O seu uso da cor nunca é gratuito. Os tons vibrantes que aplica no couro trabalhado não estão ali apenas para serem bonitos. Funcionam como as cores nas pinturas de Van Gogh: expressam emoções, estados de alma, verdades psicológicas. O azul profundo do céu nas suas cenas de trabalho nos campos não é o azul tranquilo de uma paisagem pastoral, é o azul implacável de um sistema que esmagada, que vigia, que oprime.
Observe como ele trata os rostos nas suas obras. Cada fisionomia é única, individualizada, mesmo nas cenas de grupo. É a sua forma de devolver a humanidade àqueles que o sistema queria reduzir a números, a mão-de-obra anónima. Esta atenção aos detalhes individuais não deixa de lembrar os retratos do Renascimento, onde cada rosto, mesmo numa multidão, trazia a marca da sua singularidade.
A composição “G.S.P. Reidsville” (2013) é particularmente impressionante na sua forma de usar o espaço. As figuras estão comprimidas na moldura, criando uma tensão claustrofóbica que nos faz sentir fisicamente o confinamento. Esta organização do espaço não deixa de lembrar certas obras de Jacob Lawrence, mas Rembert acrescenta-lhe uma dimensão táctil única, graças ao trabalho do couro que dá um relevo físico à opressão representada.
Nas suas cenas de trabalhos forçados, os uniformes às riscas a preto e branco criam um padrão hipnótico que estrutura o espaço de forma quase abstrata.
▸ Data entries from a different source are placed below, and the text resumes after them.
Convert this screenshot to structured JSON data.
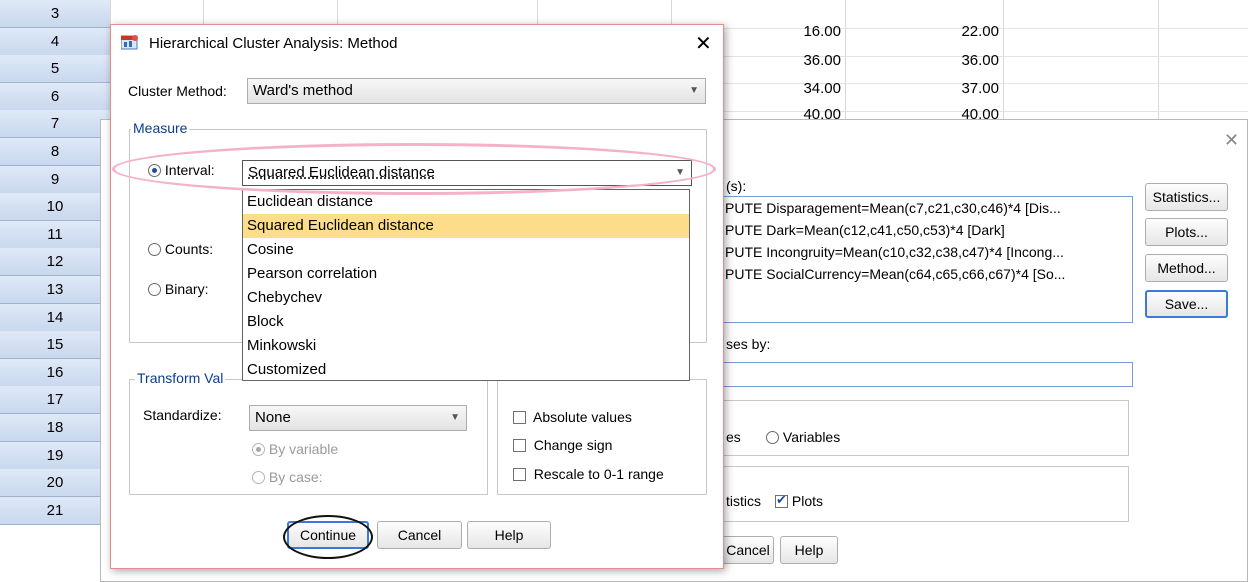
{
  "spreadsheet": {
    "row_numbers": [
      "3",
      "4",
      "5",
      "6",
      "7",
      "8",
      "9",
      "10",
      "11",
      "12",
      "13",
      "14",
      "15",
      "16",
      "17",
      "18",
      "19",
      "20",
      "21"
    ],
    "visible_values": [
      {
        "c1": "16.00",
        "c2": "22.00"
      },
      {
        "c1": "36.00",
        "c2": "36.00"
      },
      {
        "c1": "34.00",
        "c2": "37.00"
      },
      {
        "c1": "40.00",
        "c2": "40.00"
      }
    ]
  },
  "background_dialog": {
    "variables_label_partial": "(s):",
    "variables": [
      "PUTE Disparagement=Mean(c7,c21,c30,c46)*4 [Dis...",
      "PUTE Dark=Mean(c12,c41,c50,c53)*4 [Dark]",
      "PUTE Incongruity=Mean(c10,c32,c38,c47)*4 [Incong...",
      "PUTE SocialCurrency=Mean(c64,c65,c66,c67)*4 [So..."
    ],
    "label_cases_partial": "ses by:",
    "cluster_cases_partial": "es",
    "cluster_variables": "Variables",
    "display_statistics_partial": "tistics",
    "display_plots": "Plots",
    "buttons": {
      "statistics": "Statistics...",
      "plots": "Plots...",
      "method": "Method...",
      "save": "Save...",
      "cancel": "Cancel",
      "help": "Help"
    }
  },
  "dialog": {
    "title": "Hierarchical Cluster Analysis: Method",
    "close_glyph": "✕",
    "cluster_method_label": "Cluster Method:",
    "cluster_method_value": "Ward's method",
    "measure_title": "Measure",
    "interval_label": "Interval:",
    "interval_value": "Squared Euclidean distance",
    "counts_label": "Counts:",
    "binary_label": "Binary:",
    "interval_options": [
      "Euclidean distance",
      "Squared Euclidean distance",
      "Cosine",
      "Pearson correlation",
      "Chebychev",
      "Block",
      "Minkowski",
      "Customized"
    ],
    "selected_option_index": 1,
    "transform_values_title_partial": "Transform Val",
    "standardize_label": "Standardize:",
    "standardize_value": "None",
    "by_variable": "By variable",
    "by_case": "By case:",
    "transform_measures": {
      "absolute_values": "Absolute values",
      "change_sign": "Change sign",
      "rescale": "Rescale to 0-1 range"
    },
    "buttons": {
      "continue": "Continue",
      "cancel": "Cancel",
      "help": "Help"
    }
  }
}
Estas riscas não são apenas um marcador simples de identificação dos prisioneiros, tornam-se um elemento formal que ritma a composição, criando uma tensão entre a ordem geométrica imposta e o movimento orgânico dos corpos no trabalho.
Também há uma dimensão profundamente paradoxal na sua arte, que constitui a sua força única. As cenas mais duras são frequentemente as mais belas formalmente. Esta tensão entre a beleza da execução e o horror do tema cria um desconforto produtivo no espectador, obrigando-o a confrontar as suas próprias reações contraditórias. É exatamente isso que Bertolt Brecht fazia com o seu teatro épico, criando uma distanciamento que permite uma consciência mais profunda.
O trabalho de Rembert sobre a memória é particularmente fascinante. Ele não pinta as suas memórias de forma vaga ou impressionista. Pelo contrário, cada cena é representada com uma precisão quase fotográfica, como se o trauma tivesse congelado esses momentos numa claridade surreal. Esta hiperacuidade da memória recorda as descrições de Proust em “À la recherche du temps perdu”, onde o menor detalhe se torna o portal para uma memória mais vasta.
Mas enquanto Proust mergulhava na memória involuntária desencadeada por um madeleine, Rembert mergulha voluntariamente nas suas memórias mais difíceis, confronta-as, trabalha-as como trabalha couro, até que elas se transformem noutra coisa: arte. É um ato de transformação alquímica, onde o sofrimento se torna beleza sem perder a sua verdade essencial.
A dimensão temporal nas suas obras é particularmente interessante. Embora represente cenas do passado, as suas composições têm uma qualidade intemporal que as torna terrivelmente contemporâneas. Tome-se “Inside the Trunk” (2002), que mostra o momento em que foi tirado do porta-malas de um carro para ser linchado. A composição, com o seu enquadramento apertado e a sua perspetiva distorcida, lembra estranhamente os vídeos de violência policial filmados por telemóveis. Sem querer, Rembert criou uma imagem que ressoa profundamente com a nossa época.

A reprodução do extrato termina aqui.